APT-101 is a small molecule that selectively and potently activates the apelin receptor, commonly known as APJ. This receptor is present in the endothelial cell layer that lines the blood vessels in several organs, including the lungs.

APJ signaling is normally involved in mediating reparative processes after an injury. Under disease conditions like ILD, however, these reparative processes can be overwhelmed, leading to the disruption of other pathways that instead promote inflammation, fibrosis, and tissue damage.

Apie hopes that by activating APJ upstream of these damaging pathways, APT-101 will enhance tissue repair and limit fibrosis and inflammation.

According to the presentation, APT-101 blocked the production of inflammatory and fibrotic markers in cultured human endothelial cells.

Apie also reported findings from a bleomycin model of lung injury and fibrosis. In the model, a chemical called bleomycin, which is normally used to treat cancer, is injected into the animal, where it causes scarring and inflammation such as that seen in SSc or idiopathic pulmonary fibrosis.

In a first set of experiments, oral APT-101 (7.5 or 30 mg/kg) was administered prophylactically, beginning at the time bleomycin was initiated — before symptom onset — and continuing twice daily for three weeks.

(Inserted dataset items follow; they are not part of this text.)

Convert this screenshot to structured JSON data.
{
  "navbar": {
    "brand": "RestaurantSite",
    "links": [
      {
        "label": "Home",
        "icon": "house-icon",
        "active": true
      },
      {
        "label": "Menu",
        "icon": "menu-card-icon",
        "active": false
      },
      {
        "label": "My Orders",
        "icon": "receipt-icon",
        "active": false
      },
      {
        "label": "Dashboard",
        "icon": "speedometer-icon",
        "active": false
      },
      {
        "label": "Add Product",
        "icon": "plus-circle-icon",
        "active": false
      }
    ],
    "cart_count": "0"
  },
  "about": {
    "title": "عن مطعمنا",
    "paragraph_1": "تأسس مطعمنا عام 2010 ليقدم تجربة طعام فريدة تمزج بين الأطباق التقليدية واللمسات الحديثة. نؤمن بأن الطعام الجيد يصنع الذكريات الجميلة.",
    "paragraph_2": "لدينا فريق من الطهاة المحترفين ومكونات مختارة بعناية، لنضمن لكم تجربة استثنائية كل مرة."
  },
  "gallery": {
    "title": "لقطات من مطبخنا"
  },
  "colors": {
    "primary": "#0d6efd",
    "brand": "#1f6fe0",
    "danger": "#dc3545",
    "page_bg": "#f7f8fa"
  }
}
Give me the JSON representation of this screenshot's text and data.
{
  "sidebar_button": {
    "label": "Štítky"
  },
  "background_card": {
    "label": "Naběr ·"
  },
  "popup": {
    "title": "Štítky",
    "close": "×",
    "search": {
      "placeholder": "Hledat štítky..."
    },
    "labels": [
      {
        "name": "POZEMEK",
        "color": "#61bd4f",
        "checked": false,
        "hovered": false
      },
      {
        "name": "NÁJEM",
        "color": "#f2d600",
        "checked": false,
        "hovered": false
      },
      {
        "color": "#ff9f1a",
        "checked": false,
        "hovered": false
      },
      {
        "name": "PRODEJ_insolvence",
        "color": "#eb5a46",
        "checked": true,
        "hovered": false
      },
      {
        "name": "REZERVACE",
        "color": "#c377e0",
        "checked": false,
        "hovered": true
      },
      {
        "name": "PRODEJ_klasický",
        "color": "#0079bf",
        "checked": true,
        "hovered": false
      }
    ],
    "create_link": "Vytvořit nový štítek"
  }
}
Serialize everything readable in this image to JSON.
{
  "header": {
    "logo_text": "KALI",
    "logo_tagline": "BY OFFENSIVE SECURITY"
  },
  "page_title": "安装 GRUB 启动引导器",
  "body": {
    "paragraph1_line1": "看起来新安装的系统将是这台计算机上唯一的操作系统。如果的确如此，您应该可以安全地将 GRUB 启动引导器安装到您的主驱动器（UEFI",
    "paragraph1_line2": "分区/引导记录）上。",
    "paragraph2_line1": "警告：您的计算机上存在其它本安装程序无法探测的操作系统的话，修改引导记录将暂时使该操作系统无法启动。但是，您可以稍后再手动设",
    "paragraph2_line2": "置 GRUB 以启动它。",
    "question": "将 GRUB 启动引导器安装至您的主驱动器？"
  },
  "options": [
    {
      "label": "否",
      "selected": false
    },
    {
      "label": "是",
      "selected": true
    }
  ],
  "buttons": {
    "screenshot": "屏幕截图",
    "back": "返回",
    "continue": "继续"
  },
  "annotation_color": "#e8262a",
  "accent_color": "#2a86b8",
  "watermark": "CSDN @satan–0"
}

APT-101 led to statistically significant and dose-related reductions in fibrosis development and cell death compared to both a placebo and pirfenidone (marketed as Esbriet), an approved treatment for pulmonary fibrosis.

In the presentation, it was noted that APT-101 also led to a reduction in myofibroblasts — the cells responsible for the synthesis and buildup of scar tissue.

In another set of experiments, APT-101 administration was delayed, with treatment starting a week after bleomycin was administered and continuing twice daily for two weeks.

Data showed APT-101 was still beneficial, leading to significant reductions in fibrosis at the two highest tested doses. Inflammation was also reduced in a dose-dependent manner. This anti-inflammatory effect appeared to be additive to that of pirfenidone, meaning the magnitude of the benefit was larger than with either treatment alone.

The treatment was also well tolerated, Apie noted.